Le voyageur qui, après avoir débarqué à Alger, parcourt les environs de cette ville et la plaine de la Mitidja ne peut retenir son admiration en présence du magnifique spectacle qui se déroule devant ses yeux. De tous côtés s’élèvent des villas, de coquets villages, de grandes fermes situées au milieu de champs cultivés, de plantations de vignes, d’orangers ou de citronniers. Tout y respire à la fois l’activité, le travail et l’aisance. Si l’on pénètre plus avant dans le pays, aux riches propriétés de la banlieue de Blidah succèdent les beaux vignobles de Miliana et de Médéa, les grandes exploitations de Marengo, et, du côté de la Kabylie, les vallées fertiles et peuplées de l’Isser et du Sebaou. Autour d’Oran, dès qu’on a passé la région assez aride qui entoure immédiatement la ville, il en est de même, sauf que la physionomie du pays est plus rude et moins riante. Tout autre est l’aspect de la province de Constantine, où la colonisation n’atteint qu’un développement beaucoup moindre, sauf autour de Bône, Philippeville, Guelma et aux environs de Constantine même. Les groupes de colons y sont rares et peu importans ; et cependant, tout semblait devoir attirer plus particulièrement vers cette région. Le sol, généralement plus fertile, la plus grande abondance des eaux pluviales, l’étendue des forêts, l’esprit moins remuant des indigènes, la superficie beaucoup plus considérable du Tell et des hauts plateaux, semblaient désigner cette province à l’effort de la colonisation.

Nous ne saurions ici retracer les phases de l’histoire de la colonisation en Algérie, les hésitations, les contradictions, les difficultés de toutes sortes au milieu desquelles l’administration s’est débattue pendant de longues années, pour arriver à un résultat qui, dans l’ensemble, fait le plus grand honneur au pays. Ce que nous voudrions indiquer sommairement, c’est la tâche encore énorme qui reste à accomplir pour la colonisation libre et la colonisation officielle.

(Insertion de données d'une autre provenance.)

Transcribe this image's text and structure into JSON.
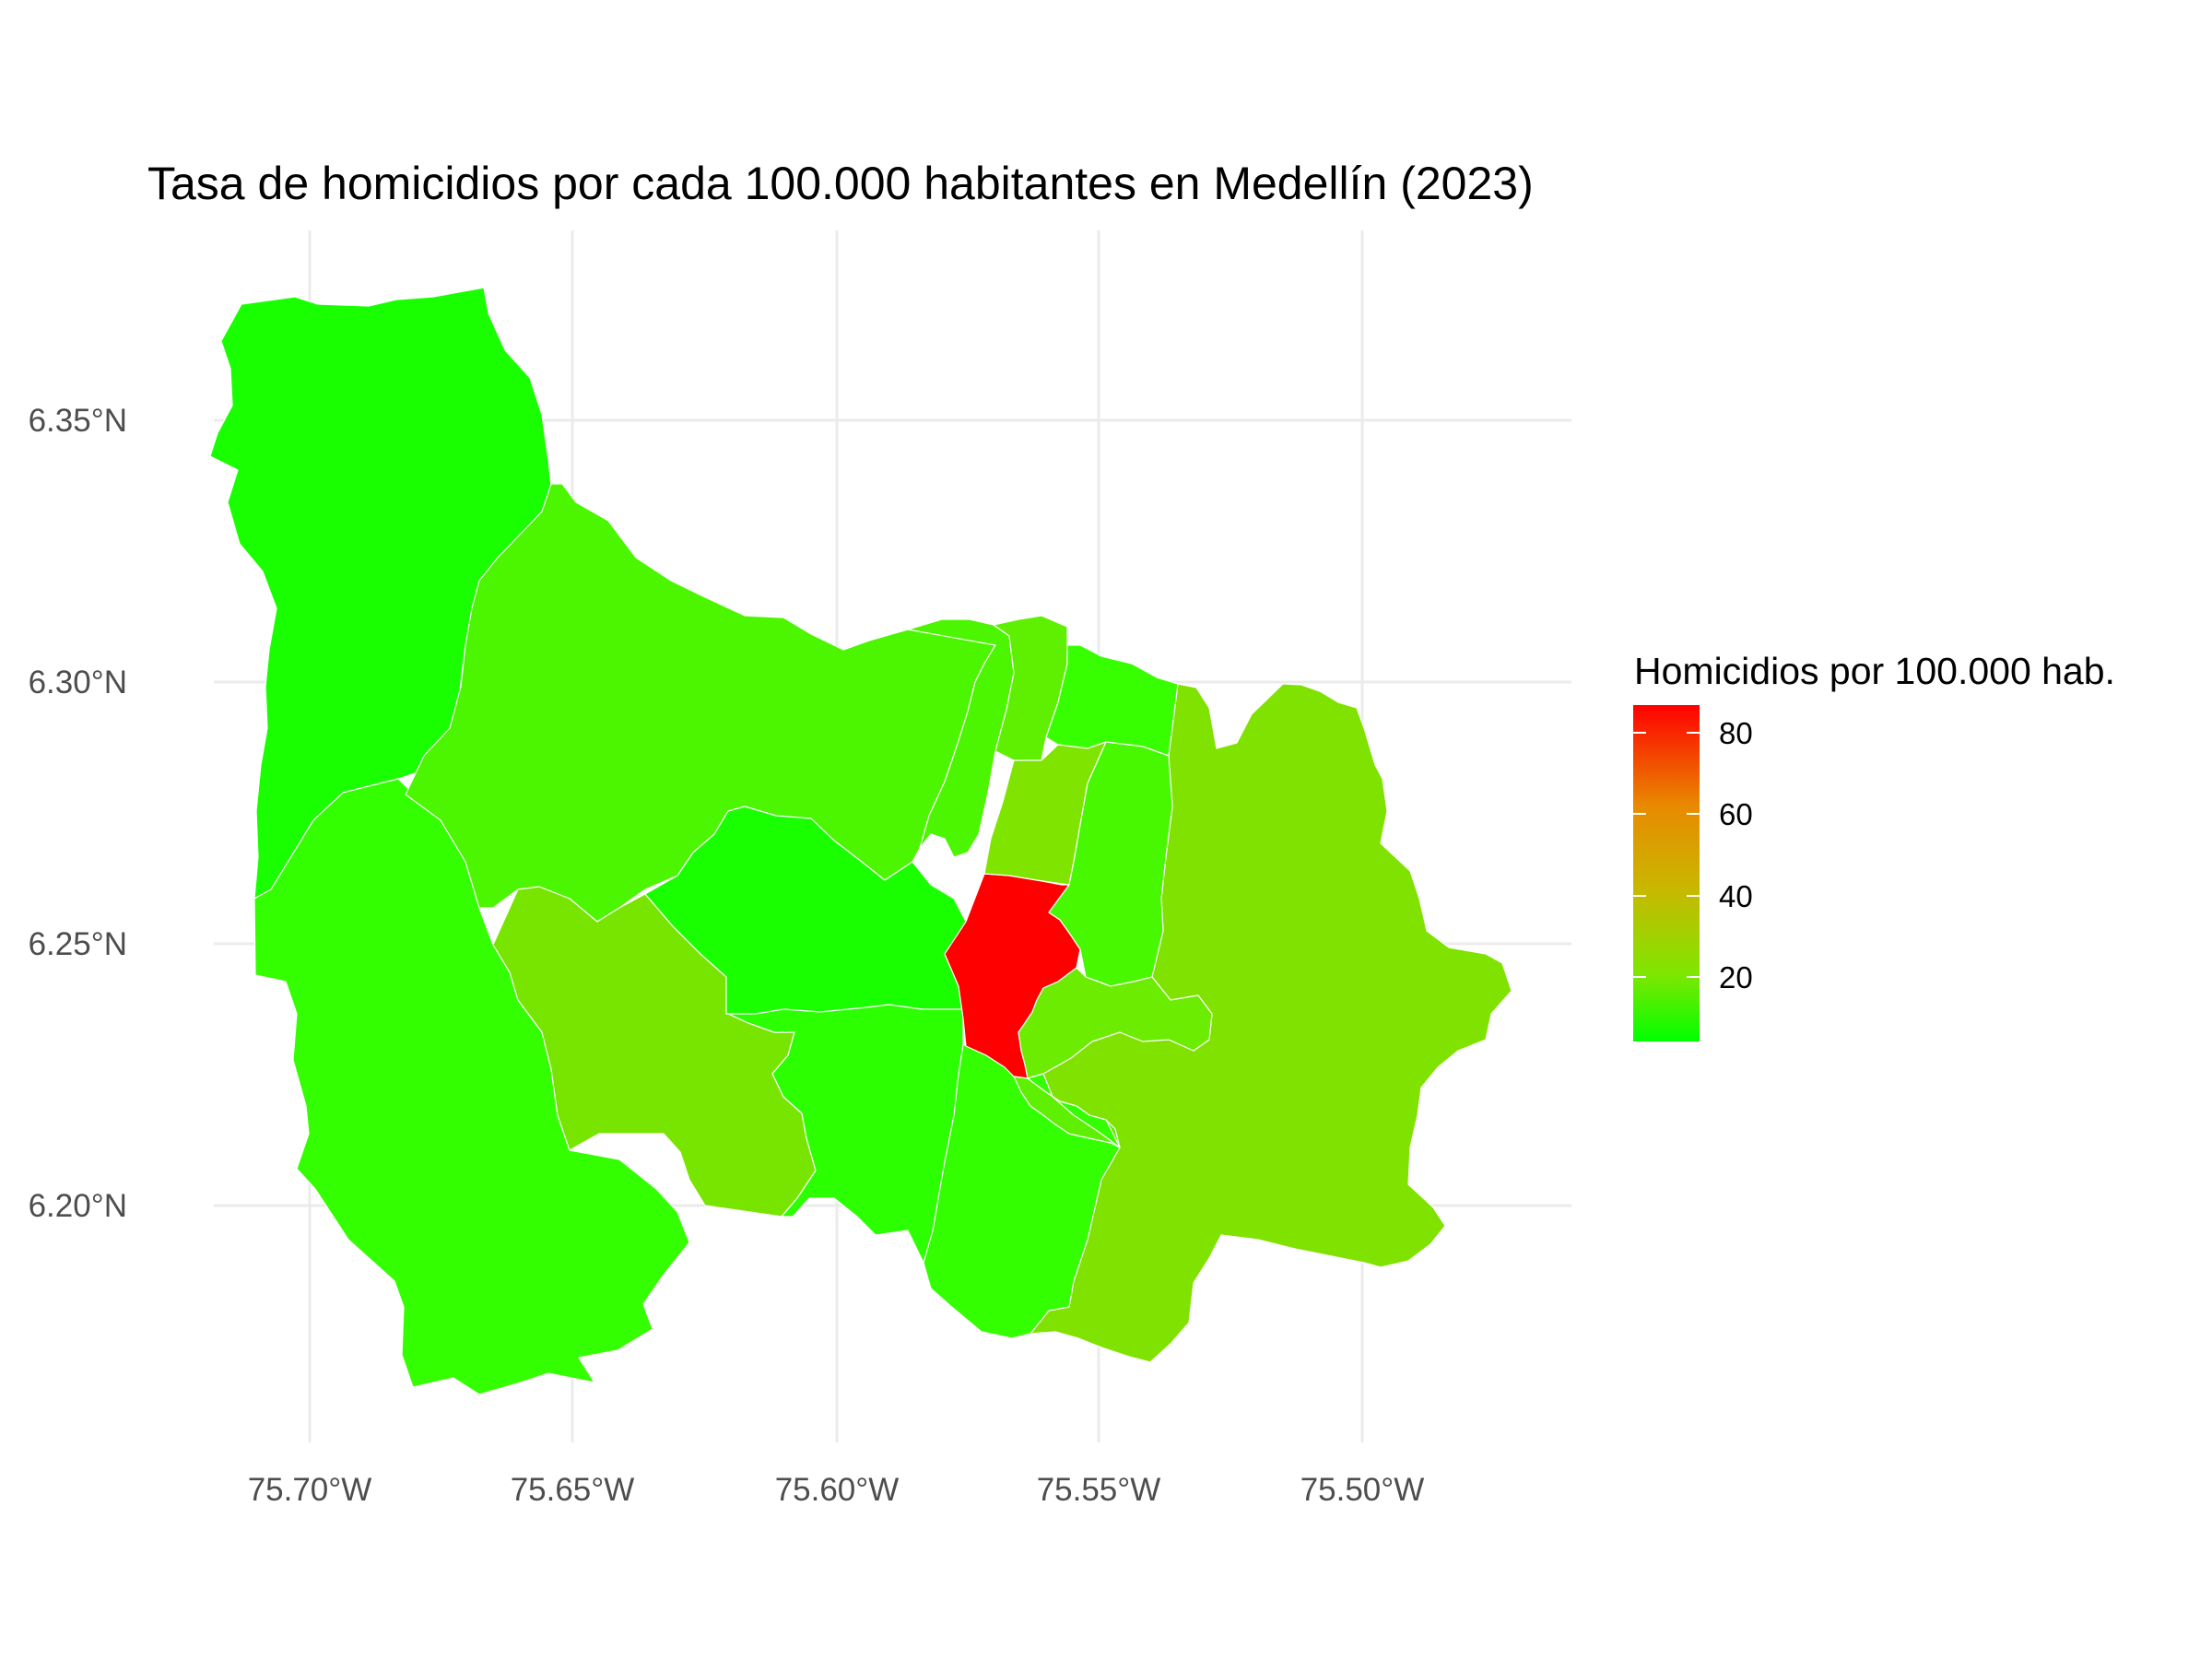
{
  "map": {
    "title": "Tasa de homicidios por cada 100.000 habitantes en Medellín (2023)",
    "lon_ticks": [
      "75.70°W",
      "75.65°W",
      "75.60°W",
      "75.55°W",
      "75.50°W"
    ],
    "lat_ticks": [
      "6.35°N",
      "6.30°N",
      "6.25°N",
      "6.20°N"
    ],
    "legend": {
      "title": "Homicidios por 100.000 hab.",
      "ticks": [
        "80",
        "60",
        "40",
        "20"
      ],
      "color_low": "#00ff00",
      "color_high": "#ff0000"
    },
    "regions": [
      {
        "name": "corregimiento-northwest",
        "color": "#1aff00",
        "value": 5
      },
      {
        "name": "corregimiento-southwest",
        "color": "#33ff00",
        "value": 8
      },
      {
        "name": "comuna-northwest-large",
        "color": "#4cf500",
        "value": 12
      },
      {
        "name": "comuna-west",
        "color": "#77e500",
        "value": 18
      },
      {
        "name": "corregimiento-east",
        "color": "#80e200",
        "value": 20
      },
      {
        "name": "comuna-south",
        "color": "#33ff00",
        "value": 8
      },
      {
        "name": "comuna-center-west",
        "color": "#1aff00",
        "value": 5
      },
      {
        "name": "comuna-center-west-inner",
        "color": "#2bff00",
        "value": 7
      },
      {
        "name": "comuna-candelaria",
        "color": "#ff0000",
        "value": 85
      },
      {
        "name": "comuna-north-1",
        "color": "#4cf500",
        "value": 12
      },
      {
        "name": "comuna-north-2",
        "color": "#5ef000",
        "value": 14
      },
      {
        "name": "comuna-north-3",
        "color": "#38ff00",
        "value": 9
      },
      {
        "name": "comuna-north-central",
        "color": "#7ee400",
        "value": 20
      },
      {
        "name": "comuna-east-central",
        "color": "#48f800",
        "value": 11
      },
      {
        "name": "comuna-southcenter-1",
        "color": "#5ef000",
        "value": 14
      },
      {
        "name": "comuna-southcenter-2",
        "color": "#6bec00",
        "value": 16
      },
      {
        "name": "comuna-southeast-strip",
        "color": "#33ff00",
        "value": 8
      }
    ]
  }
}
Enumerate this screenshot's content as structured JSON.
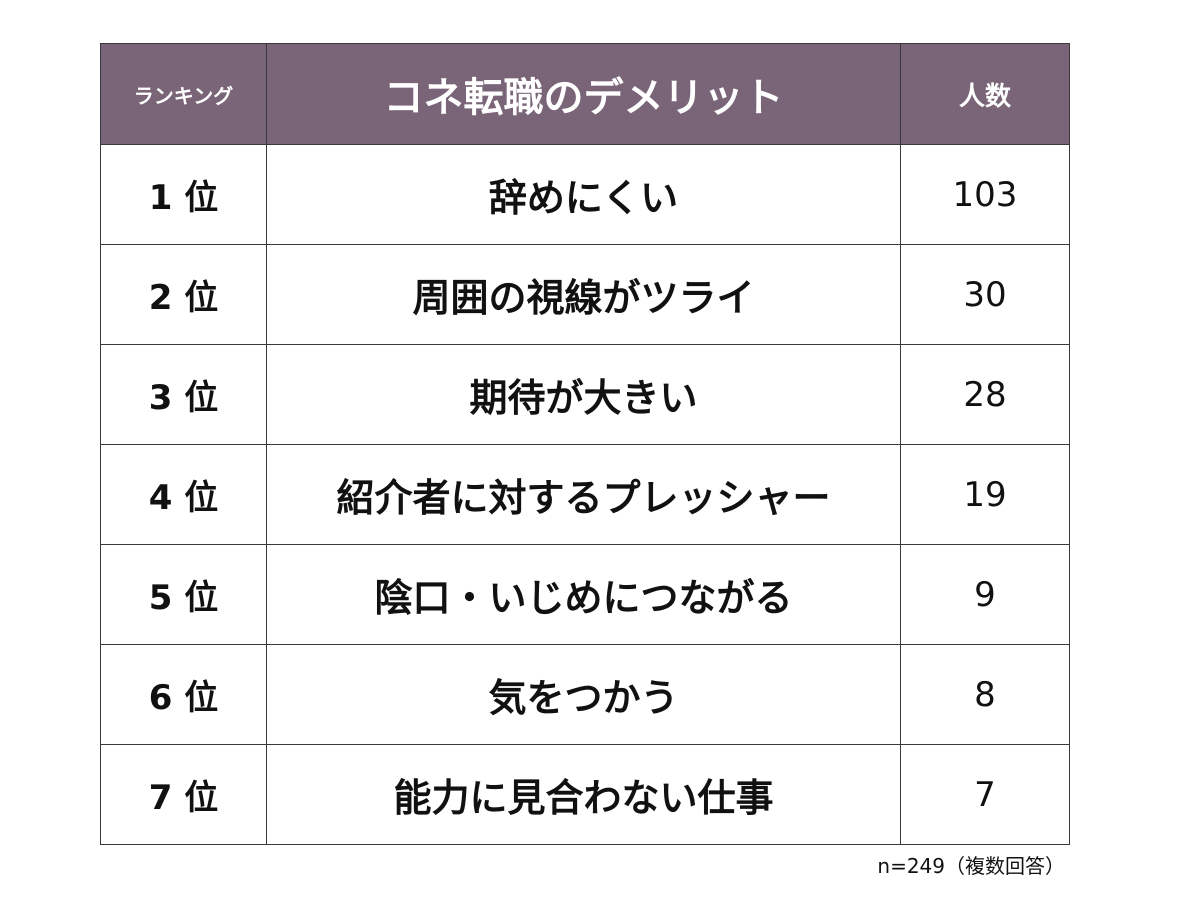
{
  "chart_data": {
    "type": "table",
    "columns": [
      "ランキング",
      "コネ転職のデメリット",
      "人数"
    ],
    "rows": [
      {
        "rank": "1 位",
        "item": "辞めにくい",
        "count": 103
      },
      {
        "rank": "2 位",
        "item": "周囲の視線がツライ",
        "count": 30
      },
      {
        "rank": "3 位",
        "item": "期待が大きい",
        "count": 28
      },
      {
        "rank": "4 位",
        "item": "紹介者に対するプレッシャー",
        "count": 19
      },
      {
        "rank": "5 位",
        "item": "陰口・いじめにつながる",
        "count": 9
      },
      {
        "rank": "6 位",
        "item": "気をつかう",
        "count": 8
      },
      {
        "rank": "7 位",
        "item": "能力に見合わない仕事",
        "count": 7
      }
    ],
    "note": "n=249（複数回答）",
    "header_color": "#7a6578"
  }
}
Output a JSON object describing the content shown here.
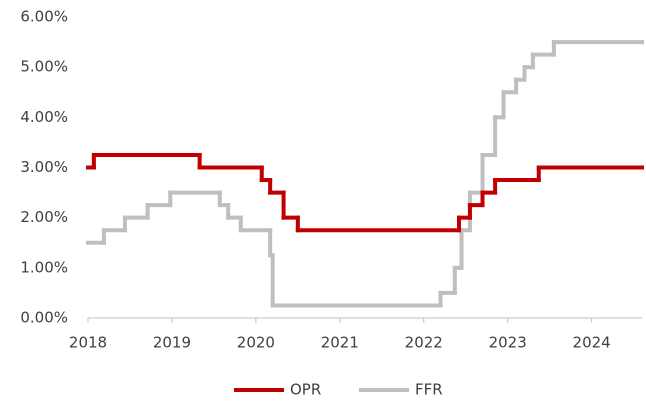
{
  "chart_data": {
    "type": "step",
    "xlim": [
      2018,
      2024.6
    ],
    "xticks": [
      2018,
      2019,
      2020,
      2021,
      2022,
      2023,
      2024
    ],
    "ylim": [
      0,
      6
    ],
    "yticks": [
      {
        "value": 0,
        "label": "0.00%"
      },
      {
        "value": 1,
        "label": "1.00%"
      },
      {
        "value": 2,
        "label": "2.00%"
      },
      {
        "value": 3,
        "label": "3.00%"
      },
      {
        "value": 4,
        "label": "4.00%"
      },
      {
        "value": 5,
        "label": "5.00%"
      },
      {
        "value": 6,
        "label": "6.00%"
      }
    ],
    "legend": "bottom",
    "series": [
      {
        "name": "OPR",
        "color": "#c00000",
        "x": [
          2018,
          2018.07,
          2019.33,
          2020.07,
          2020.17,
          2020.33,
          2020.5,
          2022.42,
          2022.55,
          2022.7,
          2022.85,
          2023.37,
          2024.6
        ],
        "values": [
          3.0,
          3.25,
          3.0,
          2.75,
          2.5,
          2.0,
          1.75,
          2.0,
          2.25,
          2.5,
          2.75,
          3.0,
          3.0
        ]
      },
      {
        "name": "FFR",
        "color": "#bfbfbf",
        "x": [
          2018,
          2018.19,
          2018.44,
          2018.71,
          2018.98,
          2019.57,
          2019.67,
          2019.82,
          2020.17,
          2020.2,
          2022.2,
          2022.37,
          2022.45,
          2022.55,
          2022.7,
          2022.85,
          2022.95,
          2023.1,
          2023.2,
          2023.3,
          2023.55,
          2024.6
        ],
        "values": [
          1.5,
          1.75,
          2.0,
          2.25,
          2.5,
          2.25,
          2.0,
          1.75,
          1.25,
          0.25,
          0.5,
          1.0,
          1.75,
          2.5,
          3.25,
          4.0,
          4.5,
          4.75,
          5.0,
          5.25,
          5.5,
          5.5
        ]
      }
    ]
  }
}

Les terrains domaniaux, qui ont été pendant longtemps la grande ressource du gouvernement général, sont aujourd’hui très réduits. Ce qui en subsiste peut assez rarement occuper une étendue suffisante pour qu’on puisse y créer des centres nouveaux ; en revanche, l’administration conserve une multitude de parcelles inutilisables et disséminées dans toute la colonie. Le moment serait venu de procéder à une sorte de liquidation de tout cet actif immobilier, plus considérable en apparence qu’en réalité. Soit par des ventes, soit par des échanges, on pourrait en tirer quelque parti, surtout si le produit des mesures prises était spécialement affecté à une Caisse de la colonisation. Ce serait là une institution excellente et destinée à suppléer dans une certaine mesure à l’insuffisance des crédits budgétaires, qui dépassent à peine deux millions par an. Malheureusement, tout se paie en ce monde, et surtout une mauvaise administration. Lorsqu’il y a quelques années, un gouverneur général, convaincu des avantages évidens d’une telle caisse, en proposa la création, ses projets furent rejetés dédaigneusement par le gouvernement métropolitain, qui connaît de longue date les abus auxquels ont donné lieu les caisses spéciales en Algérie. On peut dire que, dans cette question, les deux parties avaient à la fois tort et raison. L’une voyait le but à atteindre, l’autre discernait le gaspillage certain : elles ne se sont pas préoccupées de rechercher de concert les moyens pratiques de réprimer les abus. De là l’avortement d’un projet intéressant à tant d’égards.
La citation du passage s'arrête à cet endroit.